Frag’ nicht, Fremder

England hat ein neues Geheimnis. Mit schöner Regelmäßigkeit landen seit vergangenem Jahr 7″s von “Various” in den Läden. Various … Label, der oder die Künstler, Rechnungsadresse, Domain und Email-Unterschrift. Woher? Wahrscheinlich London, dort aber natürlich nur Postfach. Wer? Völlig unklar, aber auch unwichtig. Warum? Let the music speak to itself. Und die ist mehr als merkwürdig, faszinierend und irritierend zugleich. “Hater” (Various 007) und “Cognac” (Various 005) kommen auf ihren A-Seiten mit Grime-Adaptionen, die klingen, als seien sie den Sugarbabes auf die Stimmbänder geschrieben, die B-Seiten klauen Traditionals zwischen Frank Sinatra und keltischen Sonnenanbetungsliedern. Geklaut? Gesampelt? Selbst gemacht? In der Volkshochschule mitgeschnitten? Wer weiß, was in diesen Köpfen vorgeht. Schön verpackt mit tollem Artwork geben diese 7″s der Dancemusik zumindest ein Stück Identität wieder und lassen die Unschärfe der Testpressungsberge ein bisschen verschwinden. Dancemusik? Die neueste 7″ kommt gleich auf beiden Seiten mit darken Seefahrer-Hymnen, die beide nahelegen, dass Various vielleicht doch nur ein irischer Singkreis zur Pflege alter Minnegesänge ist, während die 12″ “I Am Hot” dann purer Multiplex-Grime mit schweren schleifigen Vocals ist: Wenn man will, können einem die Various-Platten ganz einfach die letzten Haare rausrupfen. Knacken lässt sich dieser Geheimbund nicht.
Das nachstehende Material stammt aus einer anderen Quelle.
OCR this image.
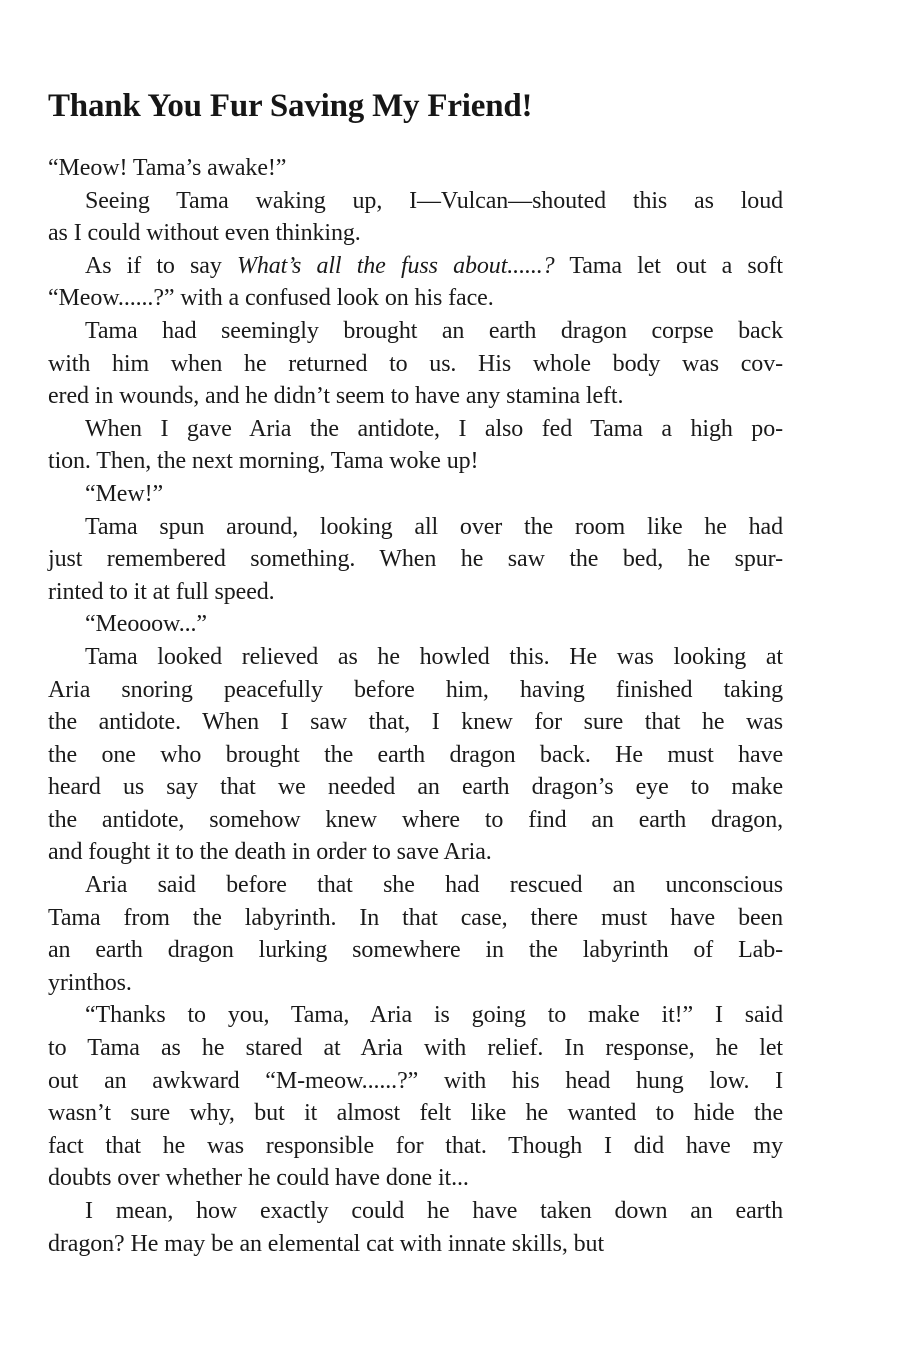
Thank You Fur Saving My Friend!
“Meow! Tama’s awake!”
Seeing Tama waking up, I—Vulcan—shouted this as loud
as I could without even thinking.
As if to say What’s all the fuss about......? Tama let out a soft
“Meow......?” with a confused look on his face.
Tama had seemingly brought an earth dragon corpse back
with him when he returned to us. His whole body was cov-
ered in wounds, and he didn’t seem to have any stamina left.
When I gave Aria the antidote, I also fed Tama a high po-
tion. Then, the next morning, Tama woke up!
“Mew!”
Tama spun around, looking all over the room like he had
just remembered something. When he saw the bed, he spur-
rinted to it at full speed.
“Meooow...”
Tama looked relieved as he howled this. He was looking at
Aria snoring peacefully before him, having finished taking
the antidote. When I saw that, I knew for sure that he was
the one who brought the earth dragon back. He must have
heard us say that we needed an earth dragon’s eye to make
the antidote, somehow knew where to find an earth dragon,
and fought it to the death in order to save Aria.
Aria said before that she had rescued an unconscious
Tama from the labyrinth. In that case, there must have been
an earth dragon lurking somewhere in the labyrinth of Lab-
yrinthos.
“Thanks to you, Tama, Aria is going to make it!” I said
to Tama as he stared at Aria with relief. In response, he let
out an awkward “M-meow......?” with his head hung low. I
wasn’t sure why, but it almost felt like he wanted to hide the
fact that he was responsible for that. Though I did have my
doubts over whether he could have done it...
I mean, how exactly could he have taken down an earth
dragon? He may be an elemental cat with innate skills, but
Die Kommunikation mit einem Hotmail-Account funktioniert zwar reibungslos, die Ergebnisse sind jedoch alles andere als zufriedenstellend.

Keine Namen, Gesichter, Informationen … Was habt ihr zu verbergen?
Various: Gar nichts, unsere Identität ist schlicht völlig unwichtig.

“Various” suggeriert, dass ihr eine größere Gruppe von Produzenten und Musikern seid.
Various: No comment, sorry.

Immerhin lasst ihr die alte Tradition wieder aufleben mit elektronischer Musik auf 7″s. Doch dann kommen die Folksongs auf den B-Seiten.
Various: Various ist unser Konzept.

Dann sind die Grime-Tracks auch reiner Zufall?
Various: In die Grime-Szene passen wir nicht rein, nein.

Habt ihr eine musikalische Geschichte?
Various: Nein, die 7″s sind unsere ersten Tracks.

Irgendwann wird das Various-Geheimnis schon auffliegen, das war bisher immer so. Spätestens wenn im Frühjahr kommenden Jahres ein Album veröffentlicht wird … das ist der Plan im Various-Hauptquartier, weitere 7″s für den Winter sind bereits fertig. Irgendwann also wird man wissen, wer sich wahrscheinlich irgendwo in London einen großen Spaß daraus macht, sich mit Irritation ins Gespräch zu bringen. Das Gute an Various: Es ist keine große, nutzlose Marketing-Blase, sondern Musik, die in jedes Regal gehört.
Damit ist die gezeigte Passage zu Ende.